Unfortunately it seems that hetzner only checks smarctl selftest errors and not the single values. Yesterday the Raw_Read_Error_Rate value was 78, today it's 70 already. Basically you have to wait until the HDD fails, at that point they will change it in few minutes. At this rate at 10 points per day we should have 4-5 days autonomy.
webwit wrote: ↑
I am just talking out of my ass here, since the last time I got deep into drive technology was Amiga floppy disks. If I remember correctly, such a disk was divided in a bunch of tracks, which were divided in a bunch of sectors. Each sector had a checksum. So when you read data from the sector, and then compared with the checksum, you knew if the data was healthy or corrupt. I presume technology hasn't deteriorated and modern HDD and SSD also checksum or otherwise validate parts, so in a raid 1 setup you know which disk has the right data and which the broken?

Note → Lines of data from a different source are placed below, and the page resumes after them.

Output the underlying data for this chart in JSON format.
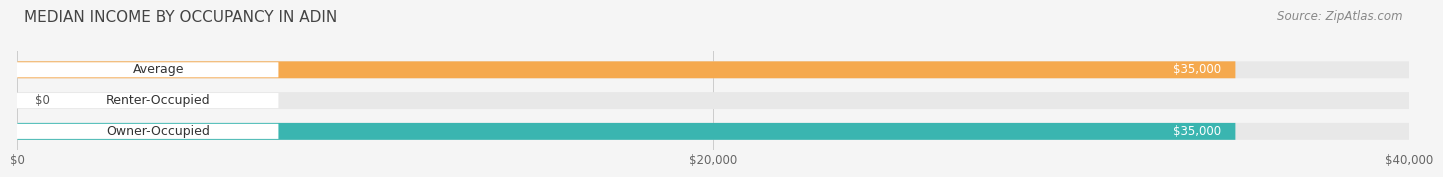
{
  "title": "MEDIAN INCOME BY OCCUPANCY IN ADIN",
  "source": "Source: ZipAtlas.com",
  "categories": [
    "Owner-Occupied",
    "Renter-Occupied",
    "Average"
  ],
  "values": [
    35000,
    0,
    35000
  ],
  "bar_colors": [
    "#3ab5b0",
    "#c9a8d4",
    "#f5a94e"
  ],
  "label_colors": [
    "#ffffff",
    "#555555",
    "#ffffff"
  ],
  "value_labels": [
    "$35,000",
    "$0",
    "$35,000"
  ],
  "xlim": [
    0,
    40000
  ],
  "xticks": [
    0,
    20000,
    40000
  ],
  "xtick_labels": [
    "$0",
    "$20,000",
    "$40,000"
  ],
  "background_color": "#f0f0f0",
  "bar_background": "#e8e8e8",
  "bar_height": 0.55,
  "title_fontsize": 11,
  "source_fontsize": 8.5,
  "label_fontsize": 9,
  "value_fontsize": 8.5,
  "tick_fontsize": 8.5
}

RAID is not a backup system, it's just a way to have some redundancy (or a nice way to be able to add disk space to an array).
Without a raid after yesterday's failure we would probably have a dead server. So hurrah for us! But if it worked the way you are saying we wouldn't have corrupted data, the good bits should have been sync'ed from the healthy HDD, but we had data loss anyway. RAID1 is fine and dandy, but it doesn't save you from data loss, actually since the failure rate of an HDD is around 1.5-3%, having 2 HDD we double our chances of a broken HDD. In a sense having just 1 new HDD is better than having 2 old ones... but hetzner uses hard drives that are running non-stop for ages, so raid even with just two drives makes sense.
But if data loss is your concern, backup is the only solutions.